Jake Garn, 52, was walking on air. Or, at least, he would be soon enough. The Republican senator from Utah had been chosen by NASA as the first VIP to be thrust into orbit on the Space Shuttle. Garn had beat out such starry-eyed also-rans as Walter Cronkite, Jane Fonda and Steven Spielberg, not to mention President Reagan's pre-election candidate: a schoolteacher. Garn was overcome with joy.

"After wanting to go for such a long, long time," the former Navy pilot said, "I am absolutely silenced." He regained his powers of speech quickly enough, however, following a New York Times editorial characterizing his selection as a "bribe" by NASA and a "junket" for the senator, the Times noted that Garn is chairman of the senate subcommittee that oversees NASA and, most importantly, passes the space agency's budget. It looked like NASA was offering Garn the plum of plums to relax his grip on the federal purse strings. The Times observed that being astronauts gave John Glenn and Harrison "Jack" Schmitt entree to the Senate. "If being shot into space can make a novice more electable to Congress," said the Times, "it will surely boost an incumbent politician into a third term and beyond."

"People can say anything they want," countered Garn from Peking, which he and three other senators are visiting to work out reciprocal banking and trade relationships. In his defense, he pointed out that in 1980 he got 74 percent of the vote in his home state without going an inch into space. He insisted that he was not a "junketeer" and that his upcoming trip was part of his duties as NASA's Congressional overseer ("l think it's logical that we take a look at things such as this").

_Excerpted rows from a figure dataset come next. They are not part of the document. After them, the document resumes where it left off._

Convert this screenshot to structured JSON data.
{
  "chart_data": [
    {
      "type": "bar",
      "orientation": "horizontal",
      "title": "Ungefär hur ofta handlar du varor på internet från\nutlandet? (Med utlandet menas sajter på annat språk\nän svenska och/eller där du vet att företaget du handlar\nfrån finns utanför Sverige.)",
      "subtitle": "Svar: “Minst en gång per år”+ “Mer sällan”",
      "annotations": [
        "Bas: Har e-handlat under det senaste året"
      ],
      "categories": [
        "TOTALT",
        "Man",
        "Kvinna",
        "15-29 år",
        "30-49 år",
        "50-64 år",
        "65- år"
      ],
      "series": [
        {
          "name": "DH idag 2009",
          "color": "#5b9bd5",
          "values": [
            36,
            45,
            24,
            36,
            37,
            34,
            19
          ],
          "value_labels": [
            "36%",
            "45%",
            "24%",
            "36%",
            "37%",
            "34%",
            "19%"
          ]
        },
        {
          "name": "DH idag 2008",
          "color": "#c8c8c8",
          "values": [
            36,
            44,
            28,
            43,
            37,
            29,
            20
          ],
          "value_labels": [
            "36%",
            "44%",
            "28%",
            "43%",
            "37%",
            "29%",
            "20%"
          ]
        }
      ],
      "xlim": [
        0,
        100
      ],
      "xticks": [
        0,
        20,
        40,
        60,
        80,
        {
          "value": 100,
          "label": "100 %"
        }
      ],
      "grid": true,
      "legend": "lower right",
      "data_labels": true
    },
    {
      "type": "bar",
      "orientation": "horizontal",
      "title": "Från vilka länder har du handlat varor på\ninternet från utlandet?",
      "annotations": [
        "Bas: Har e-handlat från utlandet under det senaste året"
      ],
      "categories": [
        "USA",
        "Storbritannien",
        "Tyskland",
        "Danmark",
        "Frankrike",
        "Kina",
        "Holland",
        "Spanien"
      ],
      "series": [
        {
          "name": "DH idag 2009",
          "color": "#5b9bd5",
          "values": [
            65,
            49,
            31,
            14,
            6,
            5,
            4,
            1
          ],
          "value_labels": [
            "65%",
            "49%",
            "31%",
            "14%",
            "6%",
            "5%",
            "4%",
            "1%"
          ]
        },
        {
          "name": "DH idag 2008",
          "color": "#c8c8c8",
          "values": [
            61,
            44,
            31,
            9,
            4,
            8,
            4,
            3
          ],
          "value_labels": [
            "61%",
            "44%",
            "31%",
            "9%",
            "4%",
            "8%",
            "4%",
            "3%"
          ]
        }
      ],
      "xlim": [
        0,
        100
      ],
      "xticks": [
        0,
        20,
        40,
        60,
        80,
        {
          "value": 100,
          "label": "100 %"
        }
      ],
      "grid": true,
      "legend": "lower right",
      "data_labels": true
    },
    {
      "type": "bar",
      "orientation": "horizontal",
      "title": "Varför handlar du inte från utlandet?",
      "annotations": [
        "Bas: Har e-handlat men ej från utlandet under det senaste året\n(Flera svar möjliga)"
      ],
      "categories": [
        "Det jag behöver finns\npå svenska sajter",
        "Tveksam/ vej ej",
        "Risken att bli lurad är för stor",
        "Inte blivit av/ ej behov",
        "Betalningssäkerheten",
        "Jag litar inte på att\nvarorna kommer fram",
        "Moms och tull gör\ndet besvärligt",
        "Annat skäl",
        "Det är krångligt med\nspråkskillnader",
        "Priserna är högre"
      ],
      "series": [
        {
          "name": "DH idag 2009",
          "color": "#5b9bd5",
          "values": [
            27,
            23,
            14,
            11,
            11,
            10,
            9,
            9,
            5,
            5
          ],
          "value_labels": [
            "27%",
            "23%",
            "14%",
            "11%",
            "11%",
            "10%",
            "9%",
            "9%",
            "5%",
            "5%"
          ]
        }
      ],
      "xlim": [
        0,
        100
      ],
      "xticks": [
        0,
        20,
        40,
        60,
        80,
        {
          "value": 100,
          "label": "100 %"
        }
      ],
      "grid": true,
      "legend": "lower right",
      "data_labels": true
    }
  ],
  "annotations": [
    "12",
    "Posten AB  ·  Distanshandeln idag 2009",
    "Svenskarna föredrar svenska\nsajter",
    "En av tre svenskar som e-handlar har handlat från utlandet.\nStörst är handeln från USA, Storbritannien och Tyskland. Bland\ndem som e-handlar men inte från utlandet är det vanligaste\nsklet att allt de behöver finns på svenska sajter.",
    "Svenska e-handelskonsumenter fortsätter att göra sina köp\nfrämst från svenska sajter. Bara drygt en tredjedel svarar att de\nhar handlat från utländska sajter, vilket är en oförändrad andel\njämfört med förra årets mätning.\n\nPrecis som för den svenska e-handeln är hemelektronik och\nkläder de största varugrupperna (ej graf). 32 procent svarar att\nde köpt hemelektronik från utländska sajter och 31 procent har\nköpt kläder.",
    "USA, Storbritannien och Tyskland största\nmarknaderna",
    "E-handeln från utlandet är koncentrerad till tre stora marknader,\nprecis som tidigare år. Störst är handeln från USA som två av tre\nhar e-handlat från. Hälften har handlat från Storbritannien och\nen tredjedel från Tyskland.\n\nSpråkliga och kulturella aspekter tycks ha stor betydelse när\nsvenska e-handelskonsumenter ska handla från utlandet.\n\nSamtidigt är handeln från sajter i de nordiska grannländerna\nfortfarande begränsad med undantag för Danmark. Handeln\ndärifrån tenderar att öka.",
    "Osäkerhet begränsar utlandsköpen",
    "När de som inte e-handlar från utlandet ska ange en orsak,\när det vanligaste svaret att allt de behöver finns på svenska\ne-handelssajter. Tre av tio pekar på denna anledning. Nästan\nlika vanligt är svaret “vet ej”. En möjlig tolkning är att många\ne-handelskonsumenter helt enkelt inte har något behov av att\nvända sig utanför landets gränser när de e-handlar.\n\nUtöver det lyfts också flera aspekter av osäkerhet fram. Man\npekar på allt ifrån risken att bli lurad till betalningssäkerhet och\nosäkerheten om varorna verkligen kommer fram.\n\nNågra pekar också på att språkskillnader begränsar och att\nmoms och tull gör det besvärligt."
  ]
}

Withal, the Mormon father of six and stepfather of one (his first wife died in a 1976 car crash) expects to make the leap into hyperspace sometime next year. Garn, son of a World War I pilot and an aviator since he was 16, already has 10,000 flying hours—more than all but one of the current astronauts. He has been running 25 miles a week and is in tip-top shape for the voyage. His only health problem, he says, "is sick hair follicles. In other words, I'm bald. I'm hoping hair will grow in a weightless condition."